In 2009, the Wildlife Management Institute (WMI), in conjunction with new publisher Johns Hopkins Press (JHP), approached Guy about taking on the enormous and onerous task of a fourth edition of the famed Ducks, Geese and Swans of North America (DG&S), initially written by Francis H. Kortright and first published in 1942. That first edition went through more than a dozen printings before a substantially revised edition was prepared in 1976 by "Mr. Waterfowl," Frank C. Bellrose. The second edition sold more than 500,000 copies, but was deemed substantially outdated only a few years later. A third edition was completed by Dr. Bellrose in 1981, and the work's popularity continued. In the mid-1990s, WMI invited Bellrose to begin a fourth edition, which Frank readily agreed to do, even though his health was declining. Despite substantial investment in a new edition, the effort faltered, particularly after Dr. Bellrose's death in 2005. Repeated and intensive efforts by Frank's assistants to complete the task came to naught when the accumulated data were reviewed critically but fairly by experts within the waterfowl management community.

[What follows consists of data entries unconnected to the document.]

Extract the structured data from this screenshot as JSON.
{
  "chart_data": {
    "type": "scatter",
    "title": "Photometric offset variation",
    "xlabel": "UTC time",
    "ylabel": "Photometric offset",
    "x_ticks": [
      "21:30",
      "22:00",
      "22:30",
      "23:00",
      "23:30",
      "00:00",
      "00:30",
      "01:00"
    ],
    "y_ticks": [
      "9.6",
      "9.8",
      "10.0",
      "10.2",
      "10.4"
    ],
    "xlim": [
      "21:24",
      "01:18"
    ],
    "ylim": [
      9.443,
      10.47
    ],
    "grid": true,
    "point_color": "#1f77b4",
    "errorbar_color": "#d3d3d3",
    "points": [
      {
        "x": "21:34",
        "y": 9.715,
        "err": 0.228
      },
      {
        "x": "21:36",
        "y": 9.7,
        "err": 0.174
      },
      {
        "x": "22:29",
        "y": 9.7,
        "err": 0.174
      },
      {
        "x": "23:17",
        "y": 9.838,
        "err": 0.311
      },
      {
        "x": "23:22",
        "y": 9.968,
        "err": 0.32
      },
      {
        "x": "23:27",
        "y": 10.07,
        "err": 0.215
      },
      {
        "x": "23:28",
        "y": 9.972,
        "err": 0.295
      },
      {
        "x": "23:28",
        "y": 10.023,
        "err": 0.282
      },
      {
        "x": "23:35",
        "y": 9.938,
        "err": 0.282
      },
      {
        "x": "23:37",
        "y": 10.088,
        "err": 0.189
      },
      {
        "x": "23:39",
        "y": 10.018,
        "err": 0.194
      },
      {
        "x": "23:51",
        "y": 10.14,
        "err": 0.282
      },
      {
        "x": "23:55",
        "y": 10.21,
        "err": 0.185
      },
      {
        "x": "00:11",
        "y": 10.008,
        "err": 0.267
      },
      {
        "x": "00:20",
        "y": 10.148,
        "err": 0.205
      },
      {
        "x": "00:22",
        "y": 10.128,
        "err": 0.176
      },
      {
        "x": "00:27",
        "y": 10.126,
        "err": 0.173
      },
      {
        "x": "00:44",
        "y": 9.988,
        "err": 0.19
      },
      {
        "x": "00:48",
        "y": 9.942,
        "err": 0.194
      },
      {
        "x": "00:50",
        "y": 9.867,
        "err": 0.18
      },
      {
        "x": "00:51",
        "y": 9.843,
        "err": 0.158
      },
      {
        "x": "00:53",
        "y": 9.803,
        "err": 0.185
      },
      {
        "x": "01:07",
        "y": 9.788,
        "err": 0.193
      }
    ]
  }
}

WMI and JHP refused to abandon the project. Eventually, because of Guy's capabilities and credentials, he was offered the authorship of the fourth edition and license to revise and restructure the book's content and illustrations. Understanding fully the time commitment involved, Guy took but a few days to agree to the task. He began work almost immediately and what he produced in the way of new material was all but staggering.
"I was astounded by the thoroughness of Guy's research on the individual species of waterfowl and the speed with which he completed initial drafts of the edition's various sections," said Richard McCabe, retired WMI Executive Vice President. "And, those drafts were remarkably well organized and composed."
Guy's health waxed and waned throughout the time of his work on DG&S, but he managed to continue to produce quality copy and an optimistic outlook for the new edition.
"In your life, you may meet a few people who inspire you because they have that rare combination of tenacity, intelligence and kindness. Guy was one such person," stated Dr. Vincent Burke, Executive Editor of JHP, "a truly larger-than-life persona who took on the Ducks, Geese and Swans of North America revision, with a serious, creative zeal that most of us could only hope to match. Over and over, he said to me, 'We need to get this right.' That message was our guide not budgets, not time lines simply the need to get it right."
As it was for Francis Kortright and Frank Bellrose, DG&S will be a tribute to Guy Baldassarre. To be released in early Fall next year, the fourth edition's contribution to the scientific literature and waterfowl conservation will be an important part of his legacy. But the more enduring legacy will be the professional contributions of Guy's students and all others who certainly benefited from their association with him.